In your case you are using an unmanaged bridge, and so LXD won’t be running a DHCP/DNS server for your br0 bridge. This rules out 1.

So it is most likely another application on your host that is creating firewall rules blocking DHCP packets from being sent out of br0 to your network’s DHCP server.

I also note that in your host’s interface output you have a docker0 bridge, suggesting you have docker running. This is a big red light to me, as unfortunately Docker is known to modify the host’s firewall in such a way as to often cause DHCP issues.

See Lxd and Docker Firewall Redux - How to deal with FORWARD policy set to drop

I’m not certain at this stage that is the issue, but is certainly the first path to investigate.

Please can you show the output of on the host:

  • sudo iptables-save
  • sudo nft list ruleset
1 Like

Tom thanks so much for the detailed analysis, your valuable time is very much appreciated :slight_smile:
You’ve given me several helpful leads here - I’ll take a detailed look at the firewall and also see what happens if I remove Docker from the host.

I’ll report my findings here :+1:

1 Like

sudo iptables-save

 ~ sudo nft list ruleset 
sudo: nft: command not found
 ! ~

Yeah its the classic :FORWARD DROP [0:0] that docker applies that means any unmatched forwarded traffic gets dropped.

Can you try running:

 sudo iptables -I DOCKER-USER  -j ACCEPT

And see if that helps.

3 Likes

Thanks again Tom, that does seem to help. In a quick test a container that previously had no connectivity is now restored to digital glory. I’ll check more thoroughly and mark this thread resolved.

Reading the linked thread, I do agree there’s a race condition here. I observed that containers that are set to autostart would indeed get an IP after a host reboot most of the time, but container restarts would be the end of that.

Ah good. Yes they probably start before docker modifies the firewall.

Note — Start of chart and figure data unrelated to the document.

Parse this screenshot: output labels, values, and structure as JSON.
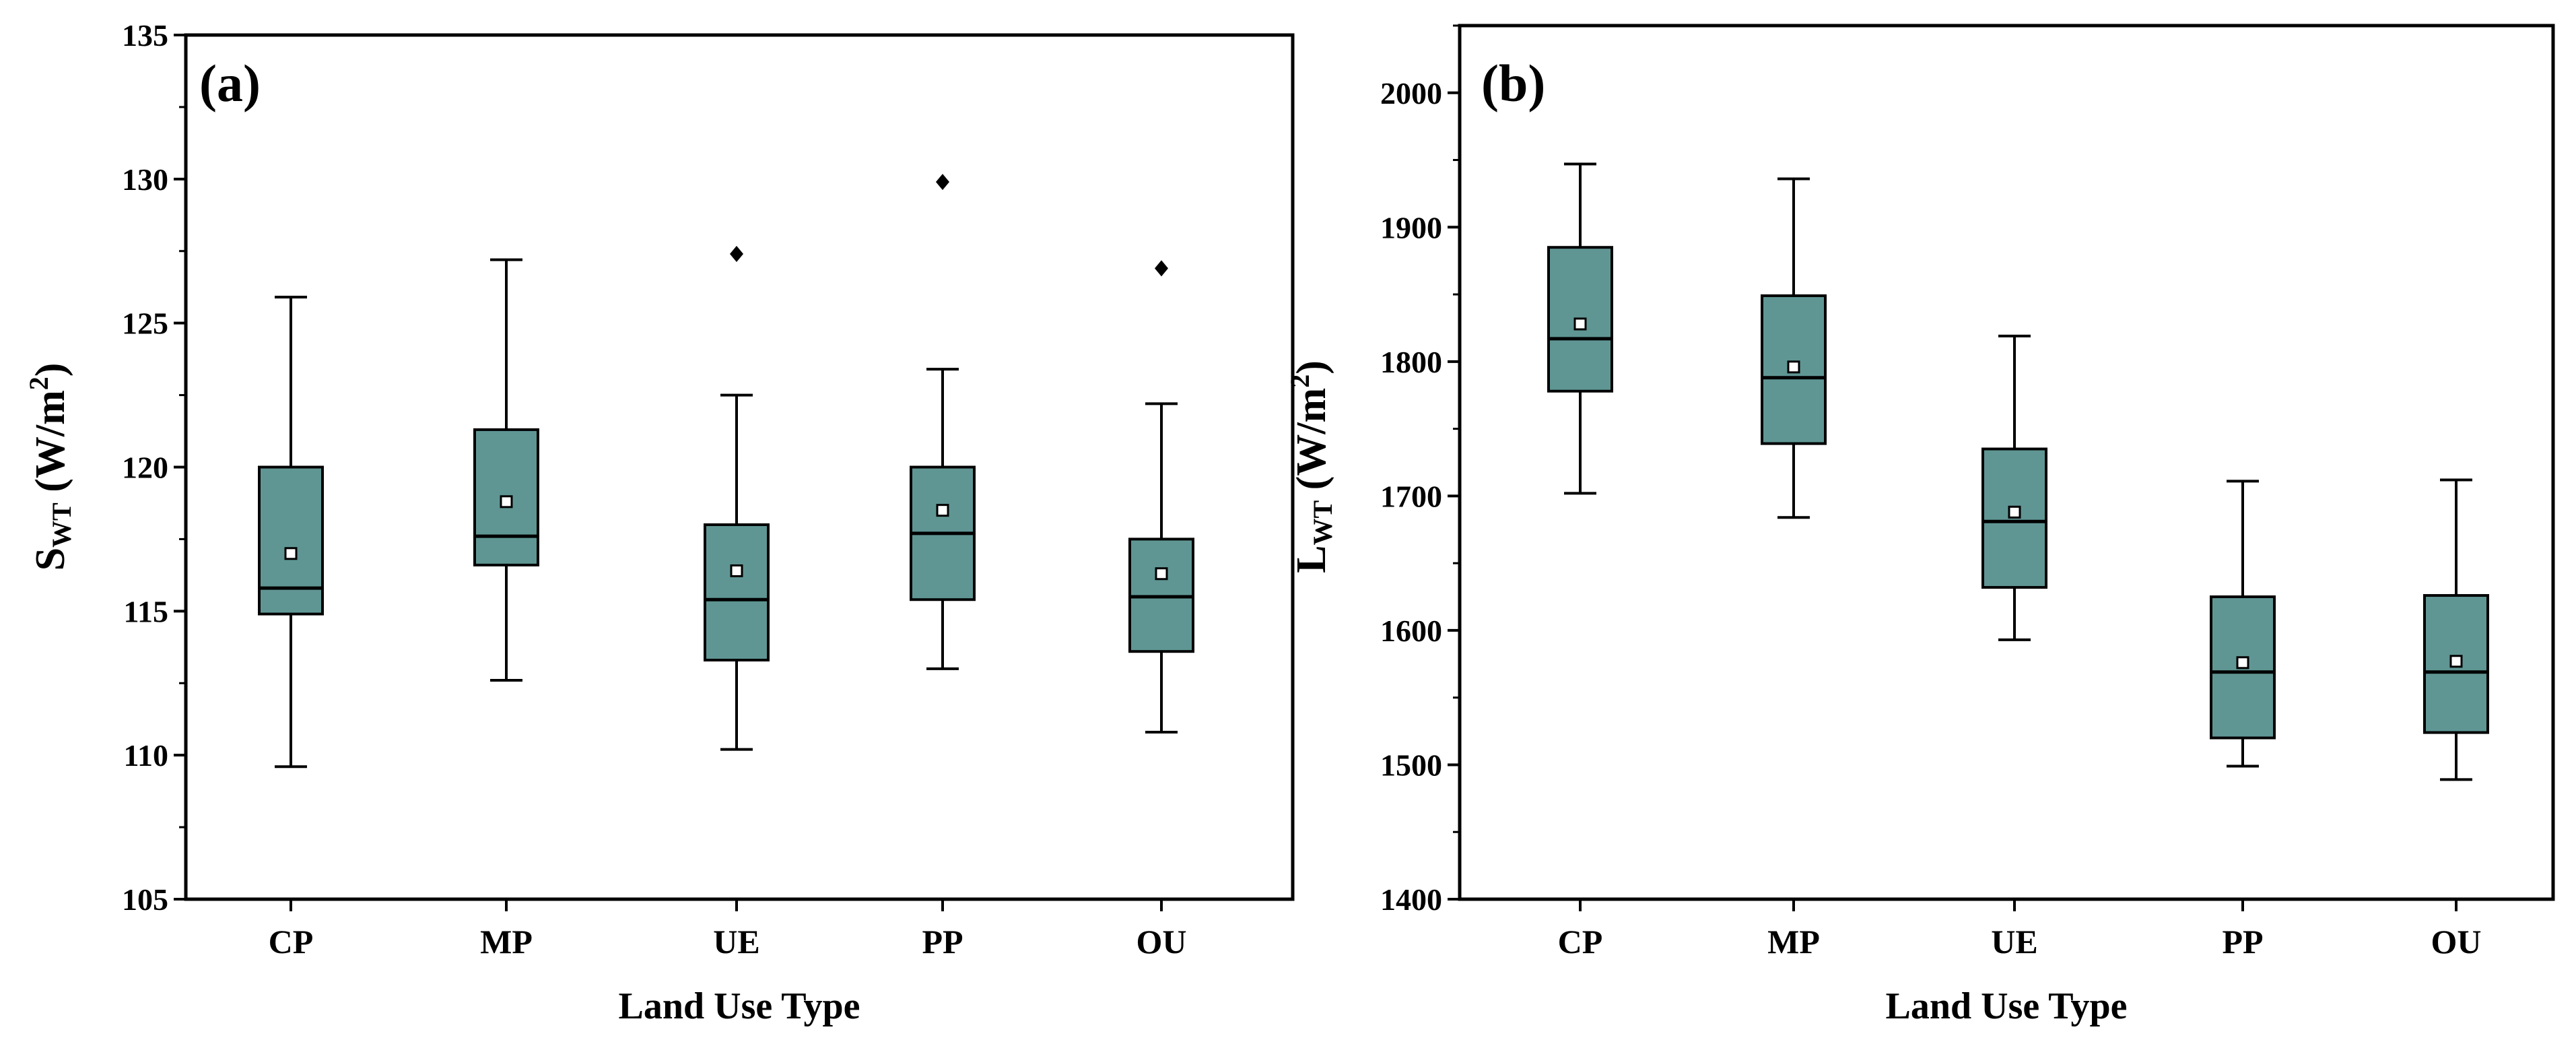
{
  "chart_data": [
    {
      "type": "box",
      "panel_label": "(a)",
      "xlabel": "Land Use Type",
      "ylabel": {
        "main": "S",
        "sub": "WT",
        "unit_pre": " (W/m",
        "unit_sup": "2",
        "unit_post": ")"
      },
      "ylim": [
        105,
        135
      ],
      "yticks": [
        105,
        110,
        115,
        120,
        125,
        130,
        135
      ],
      "categories": [
        "CP",
        "MP",
        "UE",
        "PP",
        "OU"
      ],
      "boxes": [
        {
          "category": "CP",
          "whisker_low": 109.6,
          "q1": 114.9,
          "median": 115.8,
          "q3": 120.0,
          "whisker_high": 125.9,
          "mean": 117.0,
          "outliers": []
        },
        {
          "category": "MP",
          "whisker_low": 112.6,
          "q1": 116.6,
          "median": 117.6,
          "q3": 121.3,
          "whisker_high": 127.2,
          "mean": 118.8,
          "outliers": []
        },
        {
          "category": "UE",
          "whisker_low": 110.2,
          "q1": 113.3,
          "median": 115.4,
          "q3": 118.0,
          "whisker_high": 122.5,
          "mean": 116.4,
          "outliers": [
            127.4
          ]
        },
        {
          "category": "PP",
          "whisker_low": 113.0,
          "q1": 115.4,
          "median": 117.7,
          "q3": 120.0,
          "whisker_high": 123.4,
          "mean": 118.5,
          "outliers": [
            129.9
          ]
        },
        {
          "category": "OU",
          "whisker_low": 110.8,
          "q1": 113.6,
          "median": 115.5,
          "q3": 117.5,
          "whisker_high": 122.2,
          "mean": 116.3,
          "outliers": [
            126.9
          ]
        }
      ]
    },
    {
      "type": "box",
      "panel_label": "(b)",
      "xlabel": "Land Use Type",
      "ylabel": {
        "main": "L",
        "sub": "WT",
        "unit_pre": " (W/m",
        "unit_sup": "2",
        "unit_post": ")"
      },
      "ylim": [
        1400,
        2050
      ],
      "yticks": [
        1400,
        1500,
        1600,
        1700,
        1800,
        1900,
        2000
      ],
      "categories": [
        "CP",
        "MP",
        "UE",
        "PP",
        "OU"
      ],
      "boxes": [
        {
          "category": "CP",
          "whisker_low": 1702,
          "q1": 1778,
          "median": 1817,
          "q3": 1885,
          "whisker_high": 1947,
          "mean": 1828,
          "outliers": []
        },
        {
          "category": "MP",
          "whisker_low": 1684,
          "q1": 1739,
          "median": 1788,
          "q3": 1849,
          "whisker_high": 1936,
          "mean": 1796,
          "outliers": []
        },
        {
          "category": "UE",
          "whisker_low": 1593,
          "q1": 1632,
          "median": 1681,
          "q3": 1735,
          "whisker_high": 1819,
          "mean": 1688,
          "outliers": []
        },
        {
          "category": "PP",
          "whisker_low": 1499,
          "q1": 1520,
          "median": 1569,
          "q3": 1625,
          "whisker_high": 1711,
          "mean": 1576,
          "outliers": []
        },
        {
          "category": "OU",
          "whisker_low": 1489,
          "q1": 1524,
          "median": 1569,
          "q3": 1626,
          "whisker_high": 1712,
          "mean": 1577,
          "outliers": []
        }
      ]
    }
  ],
  "colors": {
    "box_fill": "#5f9694",
    "stroke": "#000000"
  }
}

Although even if they are running OK before docker modifies the firewall, after that they won’t be able to renew their DHCP lease, so will eventually lose their IPs (assuming they are not statically configured).

1 Like

You may want to tune that override rule slightly depending on your security needs, as that effectively allows all forwarded packets to/from anywhere to pass the firewall.

1 Like

That’s what I was seeing, although even when I set static IPs there was no connectivity from containers.

Yup, noted. I am now back in my comfort zone in terms of being able to batten down the hatches where necessary :+1:

My VMs are working again too, thanks so much! Marking resolved.